Relievers vs preventers
Inhaled medicines fall into two jobs. A reliever opens a narrowed airway quickly by relaxing the muscle — a short-acting beta-agonist is the classic rescue puff that works within minutes. A preventer is taken daily to keep trouble from starting: the cornerstone is an inhaled corticosteroid, which calms the underlying inflammation so the airway is less twitchy in the first place. Relievers treat the moment; preventers change the long game.
For longer cover there are also the long-acting versions: a long-acting beta-agonist keeps the muscle relaxed for many hours, and an antimuscarinic blocks a second nerve signal that also tightens airways — especially useful in COPD. Increasingly these are bundled into one device as a combination inhaler, which makes daily use simpler and more reliable.
Climbing the ladder
Treatment is built as a ladder: start low, step up if control is poor, step down once stable. The exact rungs differ between asthma and COPD, but the spirit is shared:
- Start with control of inflammation. In asthma, even mild disease now gets an inhaled corticosteroid rather than reliever-alone — taming the fire matters more than chasing each flare.

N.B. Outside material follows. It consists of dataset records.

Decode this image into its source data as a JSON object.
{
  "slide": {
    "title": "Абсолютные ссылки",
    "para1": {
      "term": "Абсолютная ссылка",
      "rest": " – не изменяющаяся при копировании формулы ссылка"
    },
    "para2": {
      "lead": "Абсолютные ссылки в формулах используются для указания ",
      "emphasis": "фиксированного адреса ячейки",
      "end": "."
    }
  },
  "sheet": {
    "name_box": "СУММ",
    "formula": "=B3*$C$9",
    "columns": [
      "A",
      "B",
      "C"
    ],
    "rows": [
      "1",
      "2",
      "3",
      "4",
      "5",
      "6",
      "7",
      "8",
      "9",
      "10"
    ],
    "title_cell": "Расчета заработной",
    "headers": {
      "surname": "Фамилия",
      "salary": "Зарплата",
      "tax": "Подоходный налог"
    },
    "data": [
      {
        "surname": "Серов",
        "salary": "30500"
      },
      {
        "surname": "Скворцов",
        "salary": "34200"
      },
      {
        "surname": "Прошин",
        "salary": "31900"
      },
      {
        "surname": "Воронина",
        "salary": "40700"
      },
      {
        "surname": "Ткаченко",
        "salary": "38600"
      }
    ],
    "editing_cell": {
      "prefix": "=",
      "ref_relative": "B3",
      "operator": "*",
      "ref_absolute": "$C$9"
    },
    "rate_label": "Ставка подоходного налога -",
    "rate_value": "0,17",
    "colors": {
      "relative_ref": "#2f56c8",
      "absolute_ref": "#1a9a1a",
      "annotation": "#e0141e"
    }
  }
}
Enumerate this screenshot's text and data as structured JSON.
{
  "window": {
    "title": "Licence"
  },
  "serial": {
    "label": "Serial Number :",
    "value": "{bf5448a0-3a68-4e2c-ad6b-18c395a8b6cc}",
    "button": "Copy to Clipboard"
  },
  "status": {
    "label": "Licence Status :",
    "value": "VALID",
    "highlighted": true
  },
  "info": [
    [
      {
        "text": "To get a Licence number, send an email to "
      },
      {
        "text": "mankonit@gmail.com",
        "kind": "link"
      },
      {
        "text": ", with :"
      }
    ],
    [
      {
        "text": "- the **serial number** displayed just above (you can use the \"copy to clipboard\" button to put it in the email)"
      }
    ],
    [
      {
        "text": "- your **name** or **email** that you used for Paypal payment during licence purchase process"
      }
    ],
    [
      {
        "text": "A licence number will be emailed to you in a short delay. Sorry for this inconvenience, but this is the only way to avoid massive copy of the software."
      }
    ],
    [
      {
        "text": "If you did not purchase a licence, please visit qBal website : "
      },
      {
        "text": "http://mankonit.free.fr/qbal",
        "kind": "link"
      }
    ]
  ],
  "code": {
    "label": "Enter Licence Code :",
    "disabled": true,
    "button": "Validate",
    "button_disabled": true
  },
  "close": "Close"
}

- Add long-acting bronchodilators — a long-acting beta-agonist and, in COPD, an antimuscarinic — usually in a combination inhaler.
- Escalate for severe disease. Higher doses, and in severe eosinophilic asthma a biologic therapy that targets the specific inflammatory pathway can transform life.
- Never skip the non-drug rungs. In COPD nothing matches smoking cessation for slowing decline; pulmonary rehab, vaccines and exercise all stack the deck in the patient's favour.
When things flare up
An exacerbation is a sustained worsening beyond normal day-to-day variation. In asthma the warning signs are needing the reliever far more often, waking at night breathless, and falling peak flow readings. A COPD exacerbation usually announces itself as more breathlessness, more cough, and a change in sputum — more of it, or turning yellow-green — often triggered by a viral or bacterial chest infection.
Management follows a clear logic: open the airways more (extra bronchodilator, often by nebulizer), damp the inflammation (a short course of oral steroids), treat any infection, and give controlled oxygen if levels are low. Many patients keep a written action plan so they know which step to take at the first warning sign — early action keeps small flares from becoming hospital stays.